La rivoluzione venezuelana
Non male per una studentessa arrivata in Venezuela per una tesi di laurea sulla rivoluzione bolivariana di Chavez, e che tornata in Italia per laurearsi rientrava nel paese latino in forze a Telesur. «Il mio obiettivo all’epoca - racconta– era quello di raccontare lo straordinario cambiamento in atto nel paese. Le fasi che avevano portato alla rivoluzione di Chavez. Per questo, ero rimasta fino al 2007. Un'esperienza dura, un oceano di distanza da casa mia - 24 ore di viaggio solo per poter tornare». Dopo tre anni di andirivieni, il rientro in Italia, la scuola di giornalismo di Tor Vergata, e due stages importanti: Rai News 24 e l’Ansa di Beirut. «In Rai ho appreso i meccanismi di un canale di informazione perennemente acceso sul mondo: ma il Libano mi ha fatto capire che molte delle cose che si leggono sul Medio Oriente sono raccontate da chi le vede dall’esterno. In pochi conoscono il mondo arabo: e se non la vivi in prima persona non puoi certo raccontarlo, né forse capirlo fino infondo. Rientrata a Roma, ho conseguito nel 2010 l'esame da professionista, e ho iniziato a lavorare a reportage e documentari, produzioni mie».

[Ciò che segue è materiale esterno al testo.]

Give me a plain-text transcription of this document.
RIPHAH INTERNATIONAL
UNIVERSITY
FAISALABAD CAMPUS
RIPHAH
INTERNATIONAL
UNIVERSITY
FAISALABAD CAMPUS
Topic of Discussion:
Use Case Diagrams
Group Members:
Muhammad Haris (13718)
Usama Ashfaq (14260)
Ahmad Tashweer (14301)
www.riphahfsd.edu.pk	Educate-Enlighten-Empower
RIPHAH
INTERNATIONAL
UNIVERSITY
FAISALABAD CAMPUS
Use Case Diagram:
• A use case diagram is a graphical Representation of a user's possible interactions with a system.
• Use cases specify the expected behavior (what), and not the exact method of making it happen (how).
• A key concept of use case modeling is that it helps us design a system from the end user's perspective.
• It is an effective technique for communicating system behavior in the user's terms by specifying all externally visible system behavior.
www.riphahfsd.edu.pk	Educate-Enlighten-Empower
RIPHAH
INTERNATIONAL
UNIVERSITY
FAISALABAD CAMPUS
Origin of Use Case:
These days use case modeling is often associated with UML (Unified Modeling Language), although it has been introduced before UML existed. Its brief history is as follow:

Le inchieste sulla 'ndrangheta
Insieme ai temi mediorientali, i primi lavori sulla ‘ndrangheta: le ramificazioni nel milanese, e poi, sulla scia delle grandi operazioni del 2010 “Meta” e “Crimine”, le inchieste sulla scena reggina. Alla fine la decisione, nell’estate del 2011, di rientrare in Calabria. «Una volta a Reggio, mi accorsi che anche la mia città viveva una condizione paragonabile in tutto e per tutto a quella di uno Stato in guerra. Da figlia di questa terra, compresi in fondo impegnarsi era una sorta di dovere ».

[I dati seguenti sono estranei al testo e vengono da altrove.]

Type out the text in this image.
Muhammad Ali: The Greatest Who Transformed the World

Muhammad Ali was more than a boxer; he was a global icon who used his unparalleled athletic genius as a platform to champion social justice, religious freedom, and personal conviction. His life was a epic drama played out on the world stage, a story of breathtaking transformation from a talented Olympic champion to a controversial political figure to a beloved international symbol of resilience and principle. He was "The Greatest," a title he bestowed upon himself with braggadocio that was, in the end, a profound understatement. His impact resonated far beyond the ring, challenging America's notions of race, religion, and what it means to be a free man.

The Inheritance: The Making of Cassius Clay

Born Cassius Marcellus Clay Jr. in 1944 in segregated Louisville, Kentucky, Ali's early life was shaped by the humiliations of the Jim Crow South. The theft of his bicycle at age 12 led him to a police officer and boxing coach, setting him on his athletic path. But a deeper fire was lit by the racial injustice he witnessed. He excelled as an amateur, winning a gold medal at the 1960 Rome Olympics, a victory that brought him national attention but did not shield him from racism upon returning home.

Il Corriere di Pollichieni
«Fu così che Paolo Pollichieni mi volle al Corriere della Calabria. Per quanto non venissi da situazioni di tutto riposo ed anzi fossi abituata agli scenari più disparati, ancora oggi sono convinta che la Calabria sia il posto più pericoloso dove abbia mai lavorato: viviamo una guerra, la 'ndrangheta è il nemico, ma la linea del fronte è assai frastagliata. La persona più insospettabile magari si rivela al servizio dei clan e non con posizioni di fila, come dimostrano le ultime inchieste. A quanto pare, sono sopravvissuta, e nel tempo sono arrivate anche le collaborazioni con l'Espresso prima, e poi con La Repubblica e le altre testate del gruppo, fermo restando la prosecuzione di quelle già in essere».
L’arrivo a LaC
Tutto è proseguito secondo copione fino all’improvvisa scomparsa del direttore Pollichieni e l’approdo a LaC. «Sono stata piacevolmente sorpresa dalla proposta. È arrivata immediatamente, e per me è fonte di grandi stimoli per il futuro. Si aprono nuove strade, che mi vedranno certamente proseguire nella mia professione, fatta di approfondimenti, inchieste, reportages che raccontino la Calabria senza veli, senza ipocrisie. Il giornalismo deve fare chiarezza, deve dare forza ai tanti che si impegnano, che persistono nel restare in Calabria per cambiare le cose. Dobbiamo ricordarci che nel nostro genoma ci sono briganti, ci sono pirati. Abbiamo il coraggio di lottare nel Dna: dobbiamo solo recuperarlo».